Hello, I trained an RF-DETR model on my own dataset. I then started testing it via the “Try This Model” feature. When I tried a test image via this feature it correctly identified all the objects. I then downloaded the model locally and ran inference on the same image using model = RFDETRBaseNano(finetuned_path) and self.model.predict(image) and ran my prediction but I did not get the same results and the model missed a lot of the objects that it got when i used the try this model feature. Is there a preprocessing step or something im missing? I was very surprised to see this discrepancy.

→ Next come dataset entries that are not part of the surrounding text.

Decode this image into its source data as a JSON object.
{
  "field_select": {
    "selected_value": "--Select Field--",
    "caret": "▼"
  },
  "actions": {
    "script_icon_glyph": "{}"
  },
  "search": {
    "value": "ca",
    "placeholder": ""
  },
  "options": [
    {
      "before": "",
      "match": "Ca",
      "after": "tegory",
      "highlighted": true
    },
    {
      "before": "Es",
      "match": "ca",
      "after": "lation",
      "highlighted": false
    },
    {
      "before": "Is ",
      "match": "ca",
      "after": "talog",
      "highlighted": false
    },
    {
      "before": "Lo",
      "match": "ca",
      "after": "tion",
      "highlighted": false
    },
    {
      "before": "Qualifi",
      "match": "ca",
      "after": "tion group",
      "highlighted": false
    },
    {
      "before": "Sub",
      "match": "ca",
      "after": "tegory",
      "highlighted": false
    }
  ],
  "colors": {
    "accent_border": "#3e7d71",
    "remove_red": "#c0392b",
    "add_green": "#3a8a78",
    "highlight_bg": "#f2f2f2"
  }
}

update. I tried using the pipeline inference api and the detection matched with the “Try this Model” feature. Is the model available to download not the same weights as the one hosted? I’ve spent the last couple hours trying to debug this and I’m pretty confused.
Hi @mz0g!
Unfortunately, I’m unable to support models implemented outside of the Roboflow environment because there are several confounding variables that could be causing the issue.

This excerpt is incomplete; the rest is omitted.